General Motors made a large and stunning announcement recently, confirming roughly 15% of its global workforce will be terminated or bought out. More than 14,000 people will be out of a job in 2019 or earlier including 25% of executives.
Under the guise of a rather positive sounding press release, “General Motors Accelerates Transformation,” company chairman and CEO Mary Barra said, “The actions we are taking today continue our transformation to be highly agile, resilient and profitable while giving us the flexibility to invest in the future.”
Seven plants will be shuttered with total cash savings resulting in $6 billion through cost reductions and lower capital expenditures.
Barra’s comments continued: “We recognize the need to stay in front of changing market conditions and customer preferences to position our company for long-term success.”
One of Barra’s predecessors was Charles E. Wilson, CEO of General Motors between 1941 and 1953. During confirmation hearings before a Senate Committee in 1952—where Wilson was still CEO of the company—he responded to a question about conflicts of interest by Senator Robert Hendrickson as follows:
“For years I thought that what was good for our country was good for General Motors, and vice versa. The difference did not exist. Our company is too big. It goes with the welfare of the country.”
Perhaps Wilson’s comments were a harbinger for 2019.
Tucked away in GM’s press release announcing the closures was a signal—indeed a potent portent—for the current White House administration to consider: “GM now intends to prioritize future vehicle investments in its next-generation battery-electric architectures.”
It is the sound of both innovation and sustainability.
While Tesla gets an inordinate amount of mainstream media press as it continues to accelerate “the world’s transition to sustainable energy with electric cars, solar panels and integrated renewable energy solutions,” slowly and quietly organizations like GM are being forced to do the same. It’s the 2018 version of kill or be killed.
When a company the size of GM—with more than $145 billion in annual revenues—is forced to lay off 14,000 people while shuttering seven of its plants, I wonder if the White House sees the connection to Wilson’s quote some 65 years ago.
“It goes with the welfare of the country,” said Wilson, which should frighten any senior member of Trump’s administration. America has taken far too long to curb its dependence on oil. The same might be said concerning an overreliance on all non-renewable resources.
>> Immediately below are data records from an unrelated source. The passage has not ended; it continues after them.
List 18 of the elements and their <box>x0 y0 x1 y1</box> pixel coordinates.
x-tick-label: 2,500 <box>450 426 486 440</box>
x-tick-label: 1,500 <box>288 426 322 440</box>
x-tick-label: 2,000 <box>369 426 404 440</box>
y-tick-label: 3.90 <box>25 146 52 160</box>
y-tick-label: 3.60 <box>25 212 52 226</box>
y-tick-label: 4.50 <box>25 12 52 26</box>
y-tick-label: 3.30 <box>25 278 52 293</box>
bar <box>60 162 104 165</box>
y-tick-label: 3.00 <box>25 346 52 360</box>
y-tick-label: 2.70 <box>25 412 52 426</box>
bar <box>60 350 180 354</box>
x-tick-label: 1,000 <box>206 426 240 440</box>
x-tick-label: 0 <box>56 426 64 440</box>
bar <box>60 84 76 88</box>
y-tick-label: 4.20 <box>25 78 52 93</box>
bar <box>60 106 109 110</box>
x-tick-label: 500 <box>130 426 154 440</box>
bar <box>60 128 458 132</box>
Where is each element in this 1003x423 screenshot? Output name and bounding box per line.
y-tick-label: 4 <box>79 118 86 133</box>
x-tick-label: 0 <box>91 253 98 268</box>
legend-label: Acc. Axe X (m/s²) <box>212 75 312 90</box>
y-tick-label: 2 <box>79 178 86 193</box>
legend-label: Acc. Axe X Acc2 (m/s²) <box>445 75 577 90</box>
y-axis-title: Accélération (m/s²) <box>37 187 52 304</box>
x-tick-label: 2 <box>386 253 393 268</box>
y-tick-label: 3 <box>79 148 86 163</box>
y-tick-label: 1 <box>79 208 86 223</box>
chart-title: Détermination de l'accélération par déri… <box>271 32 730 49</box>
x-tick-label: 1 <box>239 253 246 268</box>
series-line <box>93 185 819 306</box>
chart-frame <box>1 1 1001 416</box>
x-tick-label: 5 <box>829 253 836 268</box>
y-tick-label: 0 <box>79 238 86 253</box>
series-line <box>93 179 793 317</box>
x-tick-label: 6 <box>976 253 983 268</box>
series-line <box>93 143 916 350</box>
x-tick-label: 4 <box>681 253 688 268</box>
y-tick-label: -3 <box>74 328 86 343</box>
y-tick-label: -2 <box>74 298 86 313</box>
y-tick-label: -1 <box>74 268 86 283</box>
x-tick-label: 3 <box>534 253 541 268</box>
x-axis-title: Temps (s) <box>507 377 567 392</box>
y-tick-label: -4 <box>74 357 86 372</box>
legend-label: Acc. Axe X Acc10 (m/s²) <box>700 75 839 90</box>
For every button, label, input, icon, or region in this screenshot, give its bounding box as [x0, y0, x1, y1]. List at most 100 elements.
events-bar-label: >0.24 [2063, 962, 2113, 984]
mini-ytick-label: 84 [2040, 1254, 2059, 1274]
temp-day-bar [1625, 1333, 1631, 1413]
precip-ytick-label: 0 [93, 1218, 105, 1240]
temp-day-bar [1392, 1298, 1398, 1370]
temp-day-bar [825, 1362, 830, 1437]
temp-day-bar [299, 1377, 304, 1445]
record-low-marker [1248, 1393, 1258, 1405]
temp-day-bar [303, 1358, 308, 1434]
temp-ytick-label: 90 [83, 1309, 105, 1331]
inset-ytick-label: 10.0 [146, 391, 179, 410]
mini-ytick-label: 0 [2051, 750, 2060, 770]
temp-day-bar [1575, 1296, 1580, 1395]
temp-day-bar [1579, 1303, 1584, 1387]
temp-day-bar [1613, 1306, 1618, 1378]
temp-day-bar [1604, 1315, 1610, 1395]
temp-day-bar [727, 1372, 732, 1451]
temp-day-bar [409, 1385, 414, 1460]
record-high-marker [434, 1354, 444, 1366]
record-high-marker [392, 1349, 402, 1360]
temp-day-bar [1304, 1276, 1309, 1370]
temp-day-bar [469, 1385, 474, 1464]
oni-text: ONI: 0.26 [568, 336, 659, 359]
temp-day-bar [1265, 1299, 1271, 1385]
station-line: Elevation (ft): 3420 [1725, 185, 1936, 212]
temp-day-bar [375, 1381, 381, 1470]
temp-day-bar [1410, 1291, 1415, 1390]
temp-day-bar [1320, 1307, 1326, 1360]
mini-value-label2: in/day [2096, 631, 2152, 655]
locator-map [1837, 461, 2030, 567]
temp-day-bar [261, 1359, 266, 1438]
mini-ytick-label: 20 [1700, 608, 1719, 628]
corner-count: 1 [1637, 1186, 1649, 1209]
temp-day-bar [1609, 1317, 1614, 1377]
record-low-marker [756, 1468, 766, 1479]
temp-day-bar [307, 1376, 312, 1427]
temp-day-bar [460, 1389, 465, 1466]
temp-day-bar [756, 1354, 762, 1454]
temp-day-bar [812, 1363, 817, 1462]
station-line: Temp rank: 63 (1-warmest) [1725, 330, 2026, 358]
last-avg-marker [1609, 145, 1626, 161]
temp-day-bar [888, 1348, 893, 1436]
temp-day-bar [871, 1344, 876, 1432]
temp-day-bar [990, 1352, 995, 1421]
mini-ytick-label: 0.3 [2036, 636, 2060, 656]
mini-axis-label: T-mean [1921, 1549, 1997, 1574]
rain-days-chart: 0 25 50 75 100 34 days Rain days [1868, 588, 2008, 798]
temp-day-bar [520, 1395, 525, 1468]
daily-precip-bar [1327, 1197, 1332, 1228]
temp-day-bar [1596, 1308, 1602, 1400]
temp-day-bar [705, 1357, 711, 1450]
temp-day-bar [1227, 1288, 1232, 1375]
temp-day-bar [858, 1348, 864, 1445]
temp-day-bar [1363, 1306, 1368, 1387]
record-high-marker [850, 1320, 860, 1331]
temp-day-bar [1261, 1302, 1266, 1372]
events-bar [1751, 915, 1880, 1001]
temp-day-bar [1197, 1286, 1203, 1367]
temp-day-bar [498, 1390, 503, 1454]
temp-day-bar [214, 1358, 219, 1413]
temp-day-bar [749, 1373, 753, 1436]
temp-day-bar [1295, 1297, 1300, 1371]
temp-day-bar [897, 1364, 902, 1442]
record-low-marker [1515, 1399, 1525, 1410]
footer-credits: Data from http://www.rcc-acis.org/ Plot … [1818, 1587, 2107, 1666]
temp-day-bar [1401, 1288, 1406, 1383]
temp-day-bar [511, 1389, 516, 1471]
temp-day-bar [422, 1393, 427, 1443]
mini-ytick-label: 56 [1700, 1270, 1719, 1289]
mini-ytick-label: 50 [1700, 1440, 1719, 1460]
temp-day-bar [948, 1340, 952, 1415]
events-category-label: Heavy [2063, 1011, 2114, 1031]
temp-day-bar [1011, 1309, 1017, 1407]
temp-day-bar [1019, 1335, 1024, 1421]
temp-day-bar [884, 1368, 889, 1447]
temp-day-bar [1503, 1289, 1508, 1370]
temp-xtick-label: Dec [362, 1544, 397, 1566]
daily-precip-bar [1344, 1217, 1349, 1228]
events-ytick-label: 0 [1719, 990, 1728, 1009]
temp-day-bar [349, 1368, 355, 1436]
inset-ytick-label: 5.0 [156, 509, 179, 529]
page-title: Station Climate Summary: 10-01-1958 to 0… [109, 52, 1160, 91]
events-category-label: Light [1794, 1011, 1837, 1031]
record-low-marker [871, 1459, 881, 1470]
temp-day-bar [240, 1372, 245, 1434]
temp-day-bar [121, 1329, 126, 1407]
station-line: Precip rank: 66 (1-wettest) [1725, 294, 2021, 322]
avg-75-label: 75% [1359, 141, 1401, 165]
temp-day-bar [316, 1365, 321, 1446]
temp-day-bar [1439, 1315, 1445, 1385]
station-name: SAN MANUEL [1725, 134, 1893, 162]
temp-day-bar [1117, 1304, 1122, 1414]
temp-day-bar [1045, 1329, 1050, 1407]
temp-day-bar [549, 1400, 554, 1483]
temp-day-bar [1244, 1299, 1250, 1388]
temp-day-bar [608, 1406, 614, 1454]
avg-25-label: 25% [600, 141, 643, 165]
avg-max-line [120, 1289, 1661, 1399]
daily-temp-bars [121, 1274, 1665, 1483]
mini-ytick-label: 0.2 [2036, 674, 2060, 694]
And now—demonstrated by the example of GM—more than 14,000 people are out of work as the company tries to expedite its “next-generation battery-electric architectures.”
Who might be next?
What large organization with thousands of employees will be issuing a press release in 2019 announcing its plans to shave the workforce? What large organization will realize that its own strategy needs updating—and in an expedited fashion—such that it does not perish? What organization is currently reading the tea leaves of an old-fashioned, outdated approach to business?
I see Wilson’s comment not only as a harbinger but a renewed call for the White House and leaders from all levels of government to incentivize companies. Organizations need to expedite their innovation such that sustainable means of operating becomes the norm.
When the organization’s plans finally change, perhaps the workforce can be retrained (and retained) rather than terminated so they might be part of the solution, and assist the transformation.